The yuan, one of region’s worst performing currencies, is on track to log its biggest weekly loss since February and has shed roughly 6.1% against the dollar so far this year.

Analysts and traders expect the currency to face selling pressure in the near term from a faltering economy but the pace of depreciation will likely be measured.

The central bank again set stronger-than-expected guidance for the yuan through its fixing.

Prior to the market’s opening, the People’s Bank of China (PBOC) set the midpoint rate at 7.215 per US dollar, 164 pips weaker than the previous fix of 7.1986.

Spot yuan opened at 7.3400 per dollar and was changing hands at 7.3413 at midday, 116 pips weaker than the previous late session close, the lowest since December 2007.

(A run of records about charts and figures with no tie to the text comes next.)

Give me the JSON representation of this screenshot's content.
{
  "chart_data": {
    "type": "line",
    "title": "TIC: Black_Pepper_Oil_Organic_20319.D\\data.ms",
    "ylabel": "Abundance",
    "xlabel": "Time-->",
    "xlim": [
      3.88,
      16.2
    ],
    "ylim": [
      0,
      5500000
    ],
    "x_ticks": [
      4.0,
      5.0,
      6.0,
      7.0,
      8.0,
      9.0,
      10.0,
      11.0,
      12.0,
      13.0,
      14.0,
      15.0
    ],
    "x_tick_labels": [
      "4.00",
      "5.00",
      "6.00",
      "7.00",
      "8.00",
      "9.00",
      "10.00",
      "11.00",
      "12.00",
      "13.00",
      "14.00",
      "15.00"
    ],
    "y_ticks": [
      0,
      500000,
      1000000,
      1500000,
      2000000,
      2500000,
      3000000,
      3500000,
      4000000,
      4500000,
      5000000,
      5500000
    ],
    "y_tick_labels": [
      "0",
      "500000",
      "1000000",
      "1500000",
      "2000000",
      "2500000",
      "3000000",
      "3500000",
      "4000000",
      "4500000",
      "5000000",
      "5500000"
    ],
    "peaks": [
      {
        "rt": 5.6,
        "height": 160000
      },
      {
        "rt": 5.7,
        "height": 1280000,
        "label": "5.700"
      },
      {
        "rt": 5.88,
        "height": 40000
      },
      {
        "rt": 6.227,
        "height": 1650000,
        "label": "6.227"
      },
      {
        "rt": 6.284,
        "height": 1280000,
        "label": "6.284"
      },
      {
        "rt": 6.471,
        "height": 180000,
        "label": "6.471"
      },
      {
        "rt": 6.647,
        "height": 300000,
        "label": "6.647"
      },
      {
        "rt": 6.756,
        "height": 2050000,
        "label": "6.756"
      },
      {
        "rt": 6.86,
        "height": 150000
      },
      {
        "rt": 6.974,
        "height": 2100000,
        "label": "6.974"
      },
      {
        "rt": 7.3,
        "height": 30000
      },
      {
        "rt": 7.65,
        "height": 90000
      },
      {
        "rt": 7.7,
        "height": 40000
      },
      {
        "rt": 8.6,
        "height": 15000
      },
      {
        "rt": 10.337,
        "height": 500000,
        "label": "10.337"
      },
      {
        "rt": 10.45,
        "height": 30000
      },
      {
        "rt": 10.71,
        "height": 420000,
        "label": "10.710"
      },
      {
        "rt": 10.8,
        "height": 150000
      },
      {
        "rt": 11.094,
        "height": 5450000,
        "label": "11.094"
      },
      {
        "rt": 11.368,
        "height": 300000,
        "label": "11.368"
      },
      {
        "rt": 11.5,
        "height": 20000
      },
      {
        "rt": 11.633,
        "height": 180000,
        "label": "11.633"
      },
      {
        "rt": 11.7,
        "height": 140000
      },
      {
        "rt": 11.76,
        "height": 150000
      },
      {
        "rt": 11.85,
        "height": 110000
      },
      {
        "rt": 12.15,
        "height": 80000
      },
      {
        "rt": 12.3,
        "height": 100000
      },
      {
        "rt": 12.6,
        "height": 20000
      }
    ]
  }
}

A widening services trade deficit from outbound tourism or overseas study, and reduced incentives for Chinese exporters to convert proceeds back to yuan due to a wide interest rate gap, may be downside factors in the near term, said Becky Liu, head of China macro strategy at Standard Chartered Bank.

“The pair could stay range-bound in the foreseeable future without breaking materially higher, as the PBOC’s stance to defend the currency around current level remains very strong”, Liu said.

“I think the PBOC will take a further action such as state banks’ dollar selling in the market,” said Kiyong Seong, lead Asia macro strategist at Societe Generale CIB.

Yuan weakness this week is not an isolated event as higher oils prices and resilient data in the US helped strengthen the dollar, Seong said.

Market participants are anticipating a funding squeeze in the offshore yuan market to slow down this week’s yuan depreciation, UBS analysts wrote in a note.

Its rapid decline has prompted authorities to roll out a slew of measures to contain the weakness.

Meanwhile, a Chinese state-owned newspaper said on Friday that with China’s economy gradually recovering, there should be a little more confidence in the yuan exchange rate.

By midday, the global dollar index fell to 104.864 from the previous close of 105.059.

The offshore yuan was trading 97 pips weaker than the onshore spot at 7.351 per dollar.